For CTIS and EU submission planning, CRO value appears strongest in coordinating Part II country workflows, local psychiatry sites, country-language patient materials, and vendor packages across high-volume countries. CRO-supported country entries had a median CTIS Part II processing time of 52 days versus 55 days without CRO support, so the business case is stronger for coordination capacity than for authorization-speed advantage alone.

Adjacent Questions Answered by the Same Dataset

The same CTIS data can answer additional operational questions around sponsor type, digital recruitment, recruitment infrastructure, and Phase III outsourcing intensity.
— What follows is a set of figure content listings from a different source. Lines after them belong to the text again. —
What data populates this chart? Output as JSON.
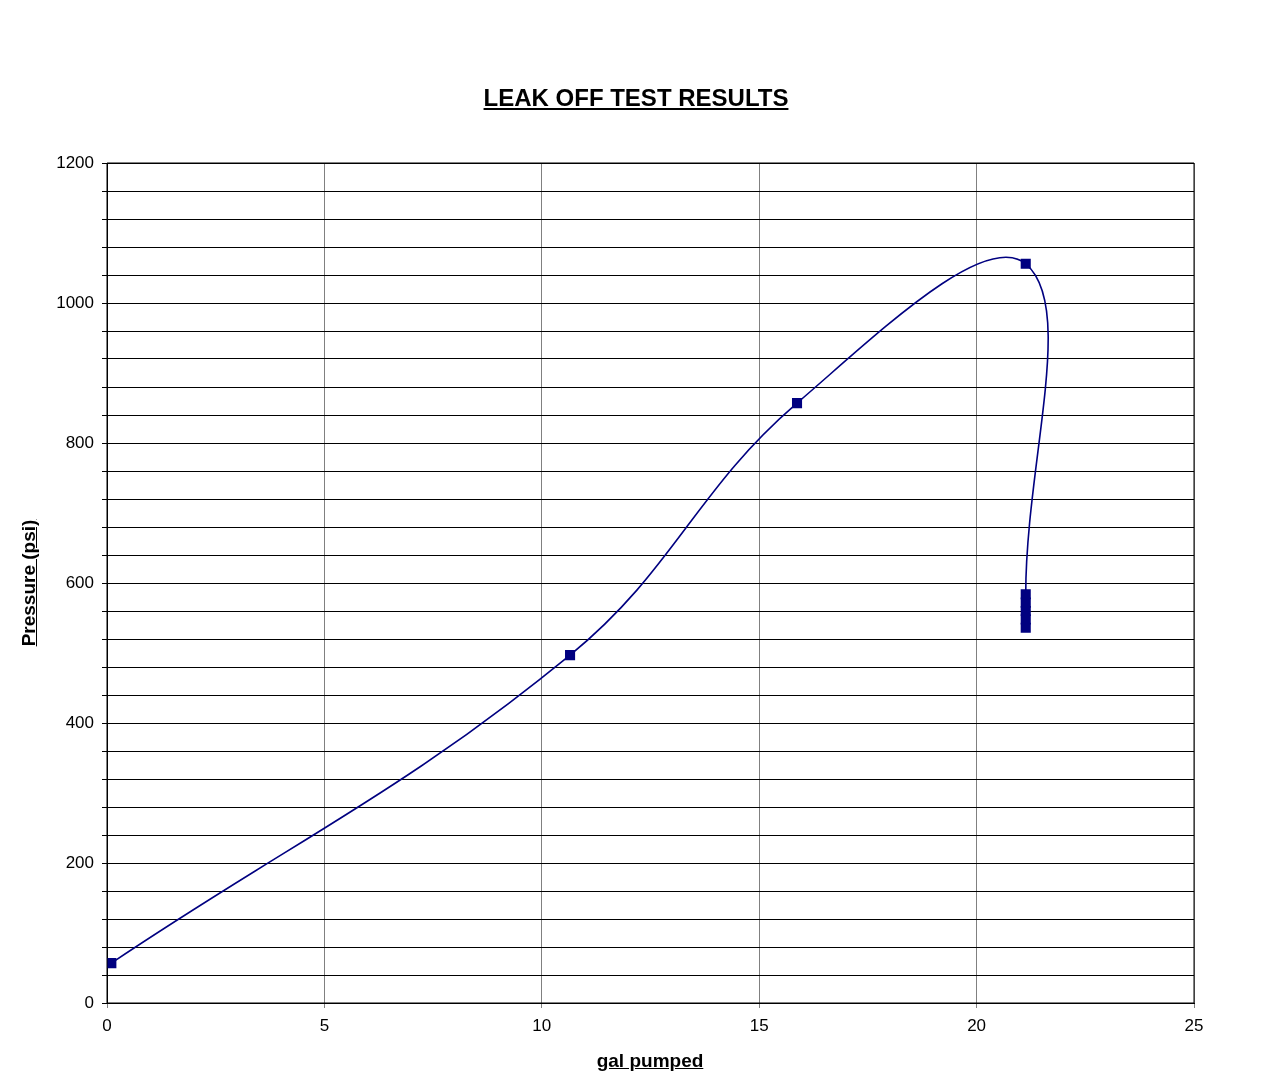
{
  "chart_data": {
    "type": "line",
    "title": "LEAK OFF TEST RESULTS",
    "xlabel": "gal pumped",
    "ylabel": "Pressure (psi)",
    "x": [
      0.1,
      10.65,
      15.87,
      21.13,
      21.13,
      21.13,
      21.13,
      21.13,
      21.13
    ],
    "series": [
      {
        "color": "#000080",
        "values": [
          57,
          497,
          857,
          1056,
          584,
          572,
          560,
          548,
          536
        ]
      }
    ],
    "xlim": [
      0,
      25
    ],
    "xticks": [
      0,
      5,
      10,
      15,
      20,
      25
    ],
    "ylim": [
      0,
      1200
    ],
    "yticks": [
      0,
      {
        "value": 40,
        "label": null
      },
      {
        "value": 80,
        "label": null
      },
      {
        "value": 120,
        "label": null
      },
      {
        "value": 160,
        "label": null
      },
      200,
      {
        "value": 240,
        "label": null
      },
      {
        "value": 280,
        "label": null
      },
      {
        "value": 320,
        "label": null
      },
      {
        "value": 360,
        "label": null
      },
      400,
      {
        "value": 440,
        "label": null
      },
      {
        "value": 480,
        "label": null
      },
      {
        "value": 520,
        "label": null
      },
      {
        "value": 560,
        "label": null
      },
      600,
      {
        "value": 640,
        "label": null
      },
      {
        "value": 680,
        "label": null
      },
      {
        "value": 720,
        "label": null
      },
      {
        "value": 760,
        "label": null
      },
      800,
      {
        "value": 840,
        "label": null
      },
      {
        "value": 880,
        "label": null
      },
      {
        "value": 920,
        "label": null
      },
      {
        "value": 960,
        "label": null
      },
      1000,
      {
        "value": 1040,
        "label": null
      },
      {
        "value": 1080,
        "label": null
      },
      {
        "value": 1120,
        "label": null
      },
      {
        "value": 1160,
        "label": null
      },
      1200
    ],
    "grid": true,
    "marker": "square",
    "line_style": "solid",
    "legend": false
  }
}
Additional Answerable CRO Demand Questions
Is CRO use a commercial sponsor signal?
84.0%
21 of 25 pharma/biotech-sponsored trials used CRO support versus 2 of 23 academic/hospital-sponsored trials.
Does digital recruitment travel with outsourcing?
84.6%
11 of 13 digitally recruited trials used CRO or specialist vendor support.
Do documented recruitment campaigns imply outsourcing?
87.5%
14 of 16 trials with documented recruitment methods used CRO/vendor support.
Is Phase III becoming more outsourced?
75.0%
Phase III CRO support rose from 42.9% in 2024 to 66.7% in 2025 and 75.0% in 2026.
Adjacent questions use the same 49-trial CTIS depression Phase II–III dataset.
Interpretation

The highest-value commercial CRO opportunity is not generic depression trial support; it is multi-country Phase III MDD or bipolar depression execution with structured recruitment, CTIS Part II coordination, data/eCOA infrastructure, ECG safety, central laboratory work, and country-specific patient-support logistics.

Definitions

CRO means contract research organization or a named specialist vendor performing outsourced clinical-trial support. CTIS means Clinical Trials Information System. EU Part II refers to country-level assessment elements such as site, investigator, participant-facing material, informed consent, and local recruitment documentation. eCOA means electronic clinical outcome assessment. IMP means investigational medicinal product.

Executive Interpretation

European depression CRO demand is most predictable once the trial becomes commercial, Phase III, multi-country, and site-dense. For CRO business development, the strongest target profile is a pharma or biotech-sponsored MDD/bipolar depression program with 4 or more countries, 16 or more sites, 250 or more participants, digital or structured recruitment, and multiple CTIS country submissions requiring coordinated local execution.